About Foster-Boys orbitals localization method on J-coupling

[marcos87]

Dear developers,

I have a problem when I try calculate J-couplings using localized orbitals (Foster-Boys method) and RPA level approach (or SOPPA level approach) on methane molecule.
I need the analysis about the molecular orbitals contribution on each J-coupling transmition mechanism.
The program doesn´t finish properly because it has problems with start vectors when I use cc-pVTZ basis set.
On the other hand, when I remove the comand '.SOSOCC' the program finish correctly but, of course, I don´t get what I need.

How can I manipulate this variable (start vectors)?


My .dal input is:

**DALTON INPUT
.RUN PROPERTIES
**WAVE FUNCTIONS
.HF
**PROPERTIES
.SPIN-S
*LOCALI
.FOSBOY
*SPIN-S
.SOSOCC
.ABUNDA
0.04
.SELECT
2
1 2
**END OF DALTON INPUT

The output fragment inluding the error message (on the beginning of ABACUS section) is:

.
.
.
.


Old LUGDT file opened in SOSJTR.

** PPST ** NUMBER OF START VECTORS 450
EXCEED THE MAXIMUM ALLOWED NUMBER 400

--- SEVERE ERROR, PROGRAM WILL BE ABORTED ---
Date and time (Linux) : Fri May 20 12:25:56 2016
Host name : nodo8

@ MPI MASTER, node no.: 0
@ Reason: PPST: TOO MANY START VECTORS

>>>> Total CPU time used in DALTON: 23.63 seconds
>>>> Total wall time used in DALTON: 1 minute 15 seconds


QTRACE dump of internal trace stack

========================
level module
========================
10 PPST
9 RSPCTL
8 RSPLEX
.
.
.
.


My english is not good enough. I'm sorry for that.



Thanks for all.

[frj]

I cannot help you with the specific error, but want to point out that spin-spin coupling requires specialized basis sets for any decent accuracy. cc-pVTZ is not one of them, I (of course) suggest the pcJ-n.

[taylor]

First, please post your output file! Do not try to excerpt from it what you think may be important, and you do not need to post the input files because they are reprinted in the output. To some of the experts it may be (I do not say it is the case here) that some problem is apparent much earlier in the calculation.
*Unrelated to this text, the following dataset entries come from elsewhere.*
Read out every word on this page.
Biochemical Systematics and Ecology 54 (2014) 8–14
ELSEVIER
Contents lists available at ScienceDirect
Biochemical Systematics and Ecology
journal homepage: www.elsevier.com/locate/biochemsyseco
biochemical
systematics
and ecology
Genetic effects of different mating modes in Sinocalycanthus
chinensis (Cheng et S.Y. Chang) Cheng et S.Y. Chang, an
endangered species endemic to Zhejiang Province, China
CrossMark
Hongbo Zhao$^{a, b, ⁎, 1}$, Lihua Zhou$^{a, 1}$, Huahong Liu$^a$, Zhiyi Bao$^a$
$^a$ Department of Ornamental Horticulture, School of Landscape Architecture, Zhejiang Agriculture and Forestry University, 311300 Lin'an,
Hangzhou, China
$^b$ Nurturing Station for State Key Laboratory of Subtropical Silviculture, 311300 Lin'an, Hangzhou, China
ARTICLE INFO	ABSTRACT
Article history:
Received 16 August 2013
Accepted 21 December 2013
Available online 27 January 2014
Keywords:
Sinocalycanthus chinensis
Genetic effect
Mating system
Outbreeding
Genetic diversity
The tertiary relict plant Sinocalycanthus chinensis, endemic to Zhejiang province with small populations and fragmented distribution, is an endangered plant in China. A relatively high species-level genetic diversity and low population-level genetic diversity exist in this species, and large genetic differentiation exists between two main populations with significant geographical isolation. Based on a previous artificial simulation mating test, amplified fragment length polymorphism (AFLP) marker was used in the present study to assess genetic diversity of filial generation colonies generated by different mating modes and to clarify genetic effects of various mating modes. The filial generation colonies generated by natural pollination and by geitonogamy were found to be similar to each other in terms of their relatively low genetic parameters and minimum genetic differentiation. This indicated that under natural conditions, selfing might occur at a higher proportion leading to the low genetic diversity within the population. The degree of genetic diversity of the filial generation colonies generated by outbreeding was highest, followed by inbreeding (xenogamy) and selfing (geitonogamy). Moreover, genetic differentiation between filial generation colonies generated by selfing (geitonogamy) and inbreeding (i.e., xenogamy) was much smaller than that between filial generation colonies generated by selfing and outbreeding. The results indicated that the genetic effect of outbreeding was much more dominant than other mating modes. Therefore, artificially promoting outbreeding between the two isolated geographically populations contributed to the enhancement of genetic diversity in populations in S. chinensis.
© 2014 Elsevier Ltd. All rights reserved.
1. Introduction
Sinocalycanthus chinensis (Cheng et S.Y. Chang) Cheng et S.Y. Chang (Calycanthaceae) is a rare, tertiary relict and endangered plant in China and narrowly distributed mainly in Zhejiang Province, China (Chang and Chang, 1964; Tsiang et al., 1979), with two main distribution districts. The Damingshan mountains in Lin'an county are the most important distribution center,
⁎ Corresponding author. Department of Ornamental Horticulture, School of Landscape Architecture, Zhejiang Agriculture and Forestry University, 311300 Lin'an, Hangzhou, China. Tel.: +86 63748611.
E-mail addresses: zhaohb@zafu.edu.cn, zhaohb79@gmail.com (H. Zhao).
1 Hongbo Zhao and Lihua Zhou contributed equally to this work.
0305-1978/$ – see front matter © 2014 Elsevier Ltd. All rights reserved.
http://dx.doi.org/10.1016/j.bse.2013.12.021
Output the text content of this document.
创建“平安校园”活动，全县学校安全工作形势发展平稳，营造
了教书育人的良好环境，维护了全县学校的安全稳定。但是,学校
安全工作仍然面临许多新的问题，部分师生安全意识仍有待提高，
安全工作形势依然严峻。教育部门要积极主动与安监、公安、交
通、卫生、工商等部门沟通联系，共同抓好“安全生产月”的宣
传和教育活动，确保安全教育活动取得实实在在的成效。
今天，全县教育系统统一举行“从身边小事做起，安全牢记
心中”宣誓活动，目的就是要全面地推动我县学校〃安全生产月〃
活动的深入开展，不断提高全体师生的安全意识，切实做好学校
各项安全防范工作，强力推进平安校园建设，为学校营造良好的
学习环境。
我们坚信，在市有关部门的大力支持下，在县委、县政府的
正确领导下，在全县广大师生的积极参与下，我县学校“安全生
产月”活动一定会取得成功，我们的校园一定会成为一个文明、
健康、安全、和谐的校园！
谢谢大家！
Second, it seems clear you are blowing some fixed dimension of starting vectors in some part of the SOPPA calculation. It is likely that such a fixed dimension (it is clearly used for a test in PPST) will be defined in a header file in the "include" directory and redefining it larger there and rebuilding the code would hopefully get you past this hurdle.
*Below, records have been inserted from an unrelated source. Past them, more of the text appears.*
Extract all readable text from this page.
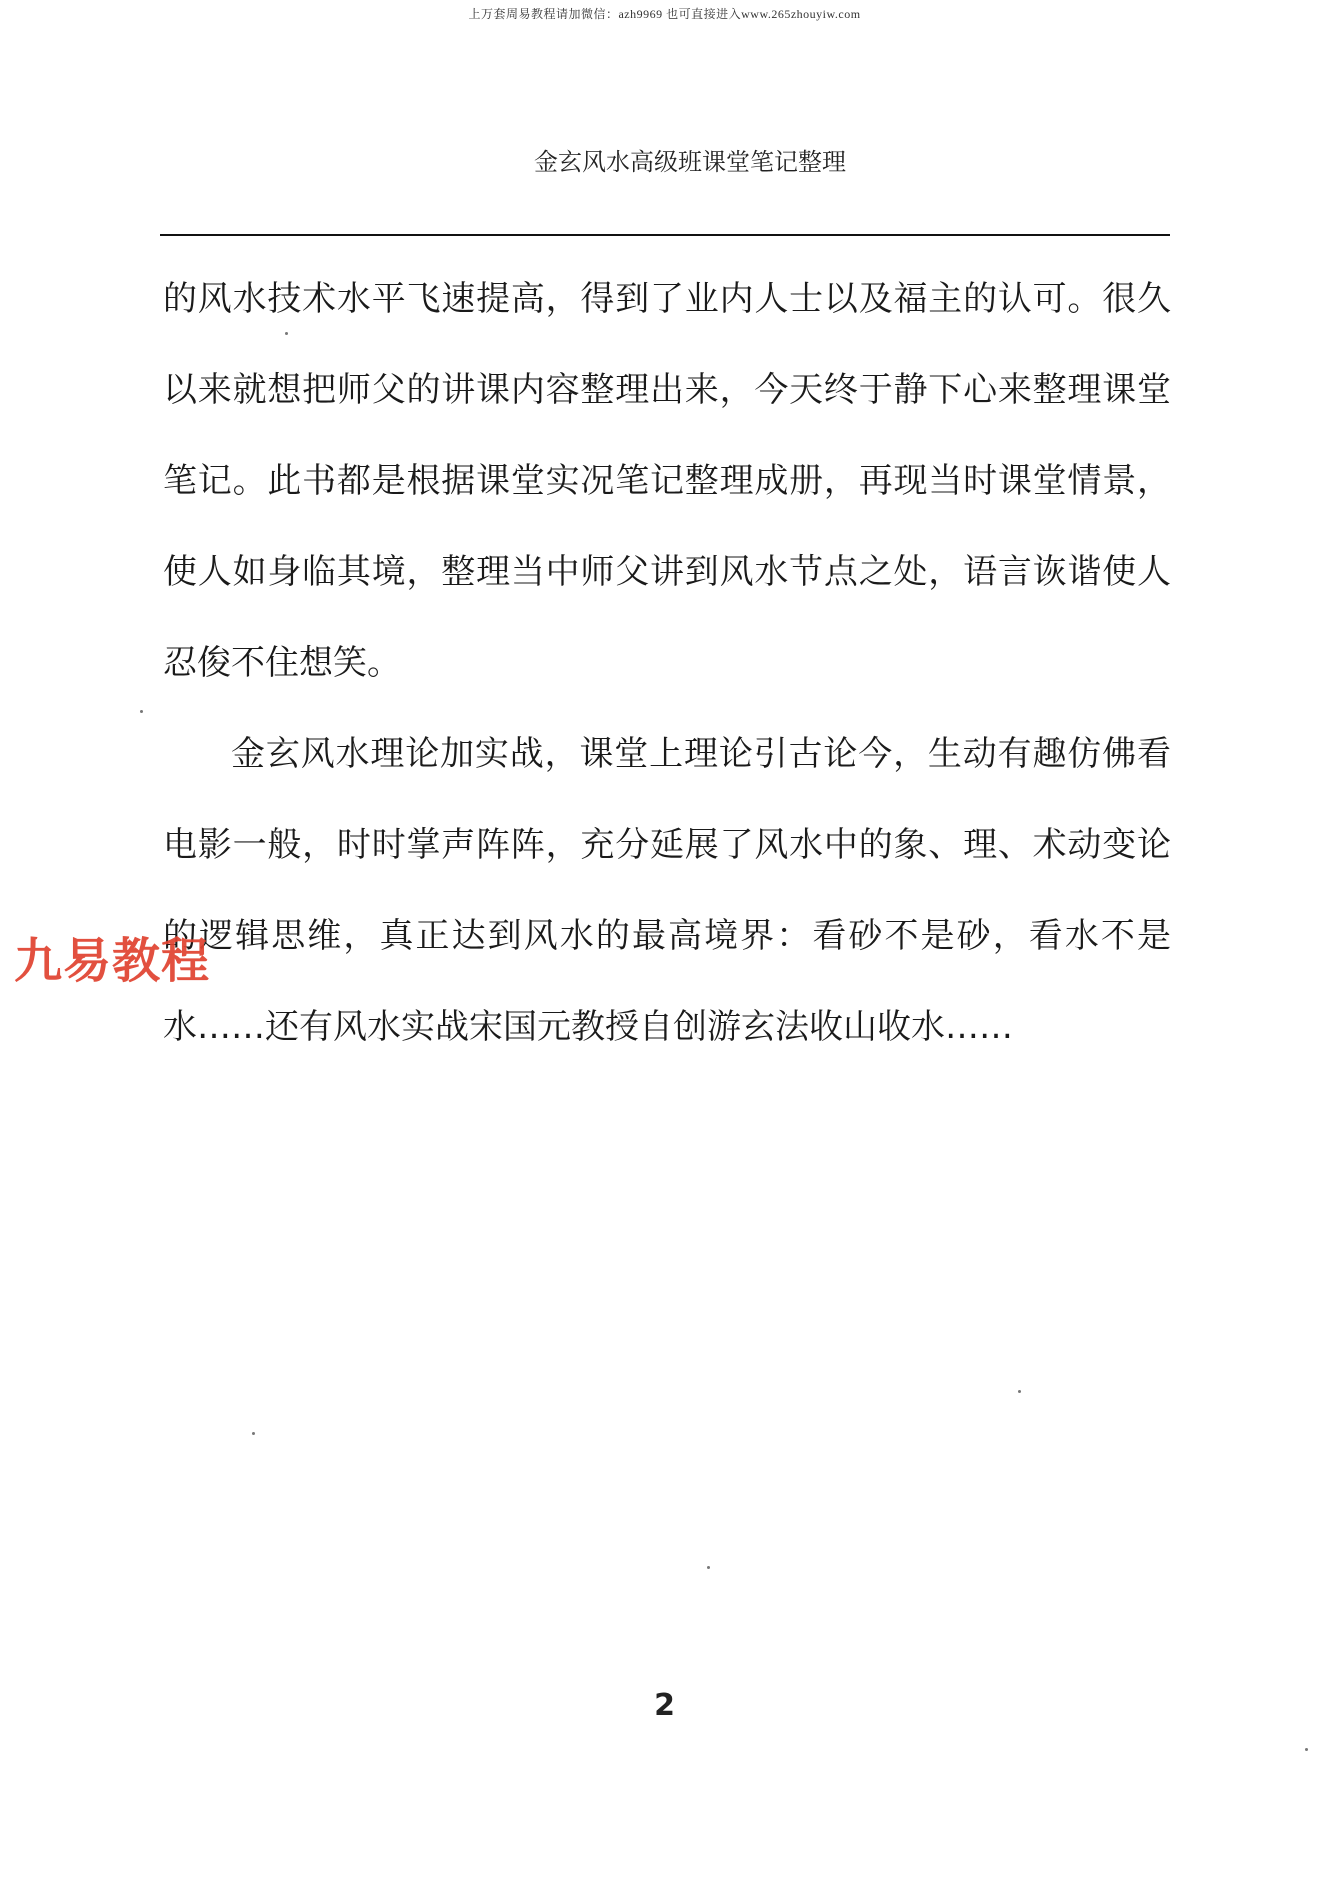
上万套周易教程请加微信：azh9969 也可直接进入www.265zhouyiw.com
金玄风水高级班课堂笔记整理

的风水技术水平飞速提高，得到了业内人士以及福主的认可。很久以来就想把师父的讲课内容整理出来，今天终于静下心来整理课堂笔记。此书都是根据课堂实况笔记整理成册，再现当时课堂情景，使人如身临其境，整理当中师父讲到风水节点之处，语言诙谐使人忍俊不住想笑。

金玄风水理论加实战，课堂上理论引古论今，生动有趣仿佛看电影一般，时时掌声阵阵，充分延展了风水中的象、理、术动变论的逻辑思维，真正达到风水的最高境界：看砂不是砂，看水不是水……还有风水实战宋国元教授自创游玄法收山收水……

九易教程
2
Third, why do you want to use localized orbitals at all? The "orbital contributions" to a property are not observables and will likely have as much physical meaning/significance as the results of a Mulliken population analysis (say). After all, you could in principle construct a complete basis, and therefore obtain the exact SOPPA result, by putting the basis functions on Mars. Would an orbital-by-orbital analysis of the results tell you anything? No. Yet I repeat, the SOPPA results would be the exact SOPPA solution!
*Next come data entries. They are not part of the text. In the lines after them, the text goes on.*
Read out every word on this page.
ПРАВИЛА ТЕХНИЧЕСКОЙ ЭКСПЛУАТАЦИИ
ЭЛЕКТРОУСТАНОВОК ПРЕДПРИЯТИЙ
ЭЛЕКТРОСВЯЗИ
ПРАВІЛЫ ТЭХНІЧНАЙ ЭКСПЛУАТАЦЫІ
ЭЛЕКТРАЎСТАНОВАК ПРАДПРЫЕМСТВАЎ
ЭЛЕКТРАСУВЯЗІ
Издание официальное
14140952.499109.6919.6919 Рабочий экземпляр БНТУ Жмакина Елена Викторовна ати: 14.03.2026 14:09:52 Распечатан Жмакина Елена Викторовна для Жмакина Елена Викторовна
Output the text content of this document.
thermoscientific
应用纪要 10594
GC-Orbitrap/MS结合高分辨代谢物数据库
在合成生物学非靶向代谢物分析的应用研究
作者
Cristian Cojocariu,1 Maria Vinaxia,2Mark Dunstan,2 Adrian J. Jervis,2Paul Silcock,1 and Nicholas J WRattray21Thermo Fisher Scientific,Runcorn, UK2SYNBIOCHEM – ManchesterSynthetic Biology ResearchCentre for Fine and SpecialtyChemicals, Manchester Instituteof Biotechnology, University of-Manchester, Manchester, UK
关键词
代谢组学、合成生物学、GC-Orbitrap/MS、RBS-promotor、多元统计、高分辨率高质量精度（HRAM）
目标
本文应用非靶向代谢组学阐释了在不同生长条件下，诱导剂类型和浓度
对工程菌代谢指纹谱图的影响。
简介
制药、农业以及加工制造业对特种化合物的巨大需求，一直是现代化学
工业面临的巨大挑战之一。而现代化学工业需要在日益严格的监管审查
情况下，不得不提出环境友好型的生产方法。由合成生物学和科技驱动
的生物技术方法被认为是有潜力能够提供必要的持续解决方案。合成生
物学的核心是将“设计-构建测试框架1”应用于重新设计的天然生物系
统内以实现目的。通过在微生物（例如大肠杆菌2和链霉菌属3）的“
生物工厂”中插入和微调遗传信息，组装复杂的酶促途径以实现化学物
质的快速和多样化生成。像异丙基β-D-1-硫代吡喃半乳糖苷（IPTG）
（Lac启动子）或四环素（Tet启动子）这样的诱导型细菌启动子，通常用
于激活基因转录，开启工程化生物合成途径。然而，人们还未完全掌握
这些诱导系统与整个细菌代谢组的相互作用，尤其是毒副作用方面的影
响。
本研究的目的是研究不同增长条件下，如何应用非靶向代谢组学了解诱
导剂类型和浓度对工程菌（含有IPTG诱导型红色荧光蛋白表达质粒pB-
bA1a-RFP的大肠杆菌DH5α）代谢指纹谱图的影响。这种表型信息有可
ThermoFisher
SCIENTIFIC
Fourth, I strongly endorse what Frank Jensen said. cc-pVTZ is a good basis for energies, for which it was constructed. It is therefore also pretty good for quantities like molecular gradients and geometries, and harmonic force constants, that are directly related to the energy and its curvature with molecular geometry. Properties related to internal and external electric or magnetic fields and field gradients need more care and attention to the basis, and the regular cc-pVXZ sets will not do in such cases, whether you're calculating the dipole-dipole-quadrupole hyperpolarizability or nuclear spin-spin coupling constants.

Best regards
Pete
P.S. Do not worry about your English: it is fine for communicating what you want. And after all, I was born in Britain, grew up in Australia, and lived nearly twenty years in the US, so my English is terrible!!